Emilia Jones spielt die Hauptrolle in "Coda". (Bild: Getty Images/Gareth Cattermole)
Emilia Jones spielt die Hauptrolle in "Coda". (Bild: Getty Images/Gareth Cattermole)

Das weitgehend digitale Sundance Film Festival ist zu Ende gegangen. Großer Gewinner ist ein Drama über eine junge Frau, die in einer gehörlosen Familie aufwächst.

Das US-Drama "Coda" ist der große Gewinner des diesjährigen Sundance Film Festival. Der Film von Regisseurin Siân Heder gewann den Grand-Jury-Preis, den Zuschauerpreis und wurde außerdem für die beste Regie und die beste Ensemble-Besetzung ausgezeichnet, wie das Festival am Mittwoch mitteilte. "Coda" handelt von einer jungen Frau (gespielt von Emilia Jones, "Locke & Key"), die als Tochter einer gehörlosen Familie aufwächst, selbst aber hören kann. An der High School entdeckt sie ihre Leidenschaft für das Singen und gerät in einen Zwiespalt: Einerseits will sie weiter für ihre Familie da sein, andererseits träumt sie von einer professionellen Ausbildung als Sängerin.

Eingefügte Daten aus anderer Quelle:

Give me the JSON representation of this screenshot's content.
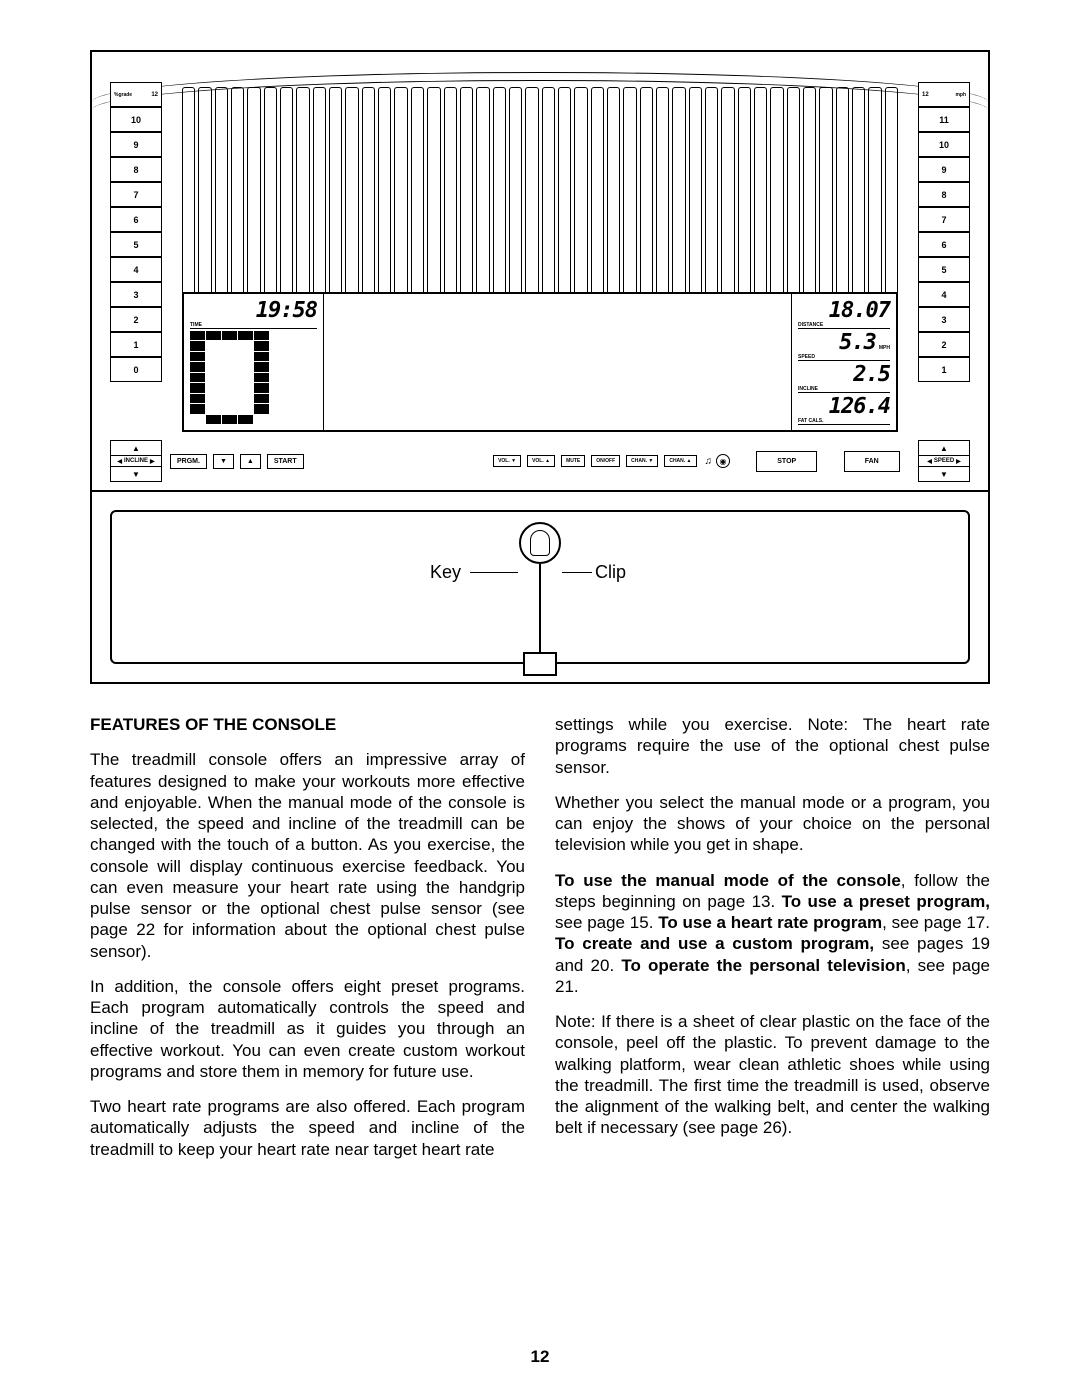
{
  "diagram": {
    "ladder_left": {
      "header_label": "%grade",
      "header_val": "12",
      "unit": "",
      "cells": [
        "10",
        "9",
        "8",
        "7",
        "6",
        "5",
        "4",
        "3",
        "2",
        "1",
        "0"
      ]
    },
    "ladder_right": {
      "header_label": "",
      "header_val": "12",
      "unit": "mph",
      "cells": [
        "11",
        "10",
        "9",
        "8",
        "7",
        "6",
        "5",
        "4",
        "3",
        "2",
        "1"
      ]
    },
    "left_arrow_label": "INCLINE",
    "right_arrow_label": "SPEED",
    "buttons_left": [
      "PRGM.",
      "▼",
      "▲",
      "START"
    ],
    "buttons_tiny": [
      "VOL. ▼",
      "VOL. ▲",
      "MUTE",
      "ON/OFF",
      "CHAN. ▼",
      "CHAN. ▲"
    ],
    "buttons_right": [
      "STOP",
      "FAN"
    ],
    "lcd_left": {
      "time_label": "TIME",
      "time_value": "19:58"
    },
    "lcd_right": {
      "distance_label": "DISTANCE",
      "distance_value": "18.07",
      "speed_label": "SPEED",
      "speed_value": "5.3",
      "speed_unit": "MPH",
      "incline_label": "INCLINE",
      "incline_value": "2.5",
      "fatcals_label": "FAT CALS.",
      "fatcals_value": "126.4"
    },
    "bar_pattern": [
      [
        1,
        1,
        1,
        1,
        1,
        0,
        0,
        0
      ],
      [
        1,
        0,
        0,
        0,
        1,
        0,
        0,
        0
      ],
      [
        1,
        0,
        0,
        0,
        1,
        0,
        0,
        0
      ],
      [
        1,
        0,
        0,
        0,
        1,
        0,
        0,
        0
      ],
      [
        1,
        0,
        0,
        0,
        1,
        0,
        0,
        0
      ],
      [
        1,
        0,
        0,
        0,
        1,
        0,
        0,
        0
      ],
      [
        1,
        0,
        0,
        0,
        1,
        0,
        0,
        0
      ],
      [
        1,
        0,
        0,
        0,
        1,
        0,
        0,
        0
      ],
      [
        0,
        1,
        1,
        1,
        0,
        0,
        0,
        0
      ]
    ],
    "key_label": "Key",
    "clip_label": "Clip",
    "vent_count": 44
  },
  "text": {
    "heading": "FEATURES OF THE CONSOLE",
    "left_paras": [
      "The treadmill console offers an impressive array of features designed to make your workouts more effective and enjoyable. When the manual mode of the console is selected, the speed and incline of the treadmill can be changed with the touch of a button. As you exercise, the console will display continuous exercise feedback. You can even measure your heart rate using the handgrip pulse sensor or the optional chest pulse sensor (see page 22 for information about the optional chest pulse sensor).",
      "In addition, the console offers eight preset programs. Each program automatically controls the speed and incline of the treadmill as it guides you through an effective workout. You can even create custom workout programs and store them in memory for future use.",
      "Two heart rate programs are also offered. Each program automatically adjusts the speed and incline of the treadmill to keep your heart rate near target heart rate"
    ],
    "right_paras": [
      "settings while you exercise. Note: The heart rate programs require the use of the optional chest pulse sensor.",
      "Whether you select the manual mode or a program, you can enjoy the shows of your choice on the personal television while you get in shape.",
      "<b>To use the manual mode of the console</b>, follow the steps beginning on page 13. <b>To use a preset program,</b> see page 15. <b>To use a heart rate program</b>, see page 17. <b>To create and use a custom program,</b> see pages 19 and 20. <b>To operate the personal television</b>, see page 21.",
      "Note: If there is a sheet of clear plastic on the face of the console, peel off the plastic. To prevent damage to the walking platform, wear clean athletic shoes while using the treadmill. The first time the treadmill is used, observe the alignment of the walking belt, and center the walking belt if necessary (see page 26)."
    ]
  },
  "page_number": "12"
}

Das Sundance Film Festival findet seit 1978 im US-Wüstenstaat Utah statt. Seit den frühen 80-ern wurde es Dank der Leitung durch Robert Redford zu einer der wichtigsten Plattformen für Independent-Filme. Die diesjährige Ausgabe fand aufgrund der Corona-Pandemie weitgehend online statt.

Neben "Coda" wurden der Film "Summer Of Soul" als beste Dokumentation, "Flee" als beste Weltkino-Dokumentation und "Hive" als bestes Weltkino-Drama ausgezeichnet.